Rabu, 30 September 2015

Article#470 - Rises And Sets

It may have been quite late to finally comprehend, but as the lunar eclipse tetrad nears its end, I was struck by the fact that I only managed to watch one of them: the second within the tetrad, occuring on 8th October last year. Actually I am supposedly able to watch two: another one occurs within my range of view on 4th April this year, but my circumstamces at that time rendering such observation not feasible. This doesn't even mention the fact that the particular eclipse, the third within the tetrad, comprises a totality duration of roughly five minutes. A duration comparable to that of total solar eclipse (typical total lunar eclipse brings Moon into darkness of Earth's shadow for about an hour), implying that there's no need to invest much time in this regard.

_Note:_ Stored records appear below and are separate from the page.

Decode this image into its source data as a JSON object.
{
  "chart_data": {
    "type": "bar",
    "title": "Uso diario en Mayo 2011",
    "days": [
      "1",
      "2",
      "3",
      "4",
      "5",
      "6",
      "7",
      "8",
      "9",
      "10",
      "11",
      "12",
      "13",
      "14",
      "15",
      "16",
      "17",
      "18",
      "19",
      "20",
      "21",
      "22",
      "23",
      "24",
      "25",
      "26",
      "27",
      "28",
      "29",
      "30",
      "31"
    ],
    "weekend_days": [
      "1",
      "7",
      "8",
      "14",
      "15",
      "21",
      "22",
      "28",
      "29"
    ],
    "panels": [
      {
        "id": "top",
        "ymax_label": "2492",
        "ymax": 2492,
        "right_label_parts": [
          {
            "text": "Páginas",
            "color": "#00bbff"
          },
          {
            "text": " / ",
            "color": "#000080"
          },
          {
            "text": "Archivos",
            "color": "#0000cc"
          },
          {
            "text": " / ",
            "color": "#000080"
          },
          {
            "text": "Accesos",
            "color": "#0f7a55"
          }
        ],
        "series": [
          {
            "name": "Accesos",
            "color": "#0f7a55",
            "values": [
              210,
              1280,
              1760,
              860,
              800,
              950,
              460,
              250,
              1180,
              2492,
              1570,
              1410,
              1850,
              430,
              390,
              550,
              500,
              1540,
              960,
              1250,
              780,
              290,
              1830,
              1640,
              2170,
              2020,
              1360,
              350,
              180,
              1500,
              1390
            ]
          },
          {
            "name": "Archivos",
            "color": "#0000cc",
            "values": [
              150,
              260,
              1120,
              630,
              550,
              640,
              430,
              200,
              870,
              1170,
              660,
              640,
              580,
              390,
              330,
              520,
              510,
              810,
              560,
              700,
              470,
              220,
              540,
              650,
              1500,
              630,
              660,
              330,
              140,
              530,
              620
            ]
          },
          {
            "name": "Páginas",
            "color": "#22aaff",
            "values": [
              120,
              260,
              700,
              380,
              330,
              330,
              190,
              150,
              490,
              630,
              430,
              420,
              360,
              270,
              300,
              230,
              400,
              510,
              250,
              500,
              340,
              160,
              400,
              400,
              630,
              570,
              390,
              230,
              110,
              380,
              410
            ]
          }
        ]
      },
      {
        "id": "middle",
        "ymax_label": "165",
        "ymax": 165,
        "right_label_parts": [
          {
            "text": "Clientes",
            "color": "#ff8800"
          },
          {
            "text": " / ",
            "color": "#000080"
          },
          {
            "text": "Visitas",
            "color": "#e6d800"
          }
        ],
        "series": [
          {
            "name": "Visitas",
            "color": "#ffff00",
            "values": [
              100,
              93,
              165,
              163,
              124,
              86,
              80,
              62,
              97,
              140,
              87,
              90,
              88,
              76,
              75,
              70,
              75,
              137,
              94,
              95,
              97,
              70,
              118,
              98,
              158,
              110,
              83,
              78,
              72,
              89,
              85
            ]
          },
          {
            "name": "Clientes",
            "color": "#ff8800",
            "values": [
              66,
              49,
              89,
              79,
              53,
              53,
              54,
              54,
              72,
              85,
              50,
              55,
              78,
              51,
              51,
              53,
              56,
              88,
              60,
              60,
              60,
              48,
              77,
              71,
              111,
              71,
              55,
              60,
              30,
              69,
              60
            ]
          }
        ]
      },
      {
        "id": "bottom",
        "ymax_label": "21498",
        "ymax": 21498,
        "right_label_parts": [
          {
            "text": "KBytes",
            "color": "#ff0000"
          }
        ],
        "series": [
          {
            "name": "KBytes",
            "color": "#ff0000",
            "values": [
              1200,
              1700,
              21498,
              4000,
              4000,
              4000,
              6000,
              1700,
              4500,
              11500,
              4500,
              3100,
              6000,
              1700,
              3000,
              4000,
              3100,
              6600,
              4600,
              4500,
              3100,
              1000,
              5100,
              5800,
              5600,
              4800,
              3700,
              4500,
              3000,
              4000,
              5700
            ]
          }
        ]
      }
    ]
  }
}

This particular tetrad kicked in with an eclipse on 14th April, providing the spectacle for those in the Western Hemisphere. This proved to be the case again for the last total lunar eclipse, occurred just days ago on 28th September.
It catched my interest, the fact that I would not be able to see the first and the last of the tetrad. My last lunar eclipse before this tetrad was in June 2011, and given the circumstances, I might not be able to watch another one before at least July 2018.

The image of Moon being immersed deep within Earth's shadow is still not a familiar sight to my puny eyes. The dark patches on the surface of the Moon readily gives away a reddish color when compared to its brighter counterpart. We, as students, may have been told over and over that the reddish, copper-like hue is related to sunlight being scattered by Earth's atmosphere, giving away reddish color to the sight of lunar eclipse.
But only after the last, setting eclipse of the tetrad, only I realized that the reddish hue we see on the eclipsed Moon is the same hue we saw during every sunrises and sunsets.
Esentially, total lunar eclipse is Moon being irradiated by sunrises and sunsets.